The plant should be shut down, not allowed to operate until at least 2022.
A renewal of the permit is an outrage.
The climate emergency and environmental injustice make that shutdown especially compelling.
A public hearing will be held on December 10, 2019 at the Morton A. Siegler Lecture Hall (Room 2132) at Essex County College, located at 303 University Avenue, Newark, NJ 07102, and phone number (973) 877-3434. The public hearing will start at 7:00 PM and end at 9:00 PM. If there are persons wishing to comment, the meeting will be extended until all persons present have had the opportunity to present their comments. At the public hearing, written and oral comments will be accepted by the Department. The public must submit all comments by close of business Friday January 10, 2020.

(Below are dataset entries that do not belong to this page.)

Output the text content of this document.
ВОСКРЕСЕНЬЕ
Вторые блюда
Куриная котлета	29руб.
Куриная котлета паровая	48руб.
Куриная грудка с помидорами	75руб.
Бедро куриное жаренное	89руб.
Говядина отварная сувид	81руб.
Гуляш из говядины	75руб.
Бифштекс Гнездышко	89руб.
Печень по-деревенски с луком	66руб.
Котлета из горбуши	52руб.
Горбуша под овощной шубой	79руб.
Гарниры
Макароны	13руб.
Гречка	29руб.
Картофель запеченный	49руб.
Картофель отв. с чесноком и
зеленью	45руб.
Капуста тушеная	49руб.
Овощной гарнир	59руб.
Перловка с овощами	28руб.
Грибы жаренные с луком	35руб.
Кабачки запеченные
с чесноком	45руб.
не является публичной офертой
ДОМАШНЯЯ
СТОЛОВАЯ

So, let me summarize the fatal flaws in this permit:
1. ancient technology, a major source of greenhouse gas emissions, is allowed to continue to operate (license to polluter under RGGI);
2. no environmental justice considerations, including cumulative impacts and disproportionate burdens;
3. flawed risk assessment review and inadequate public health protections
4. cleaner and cheaper ways to manage solid waste;
5. cleaner and cheaper ways to generate electricity
6. consumer ripoff and corporate subsidies.
Let’s hope folks show up at the hearing and demand that the plant be shut down!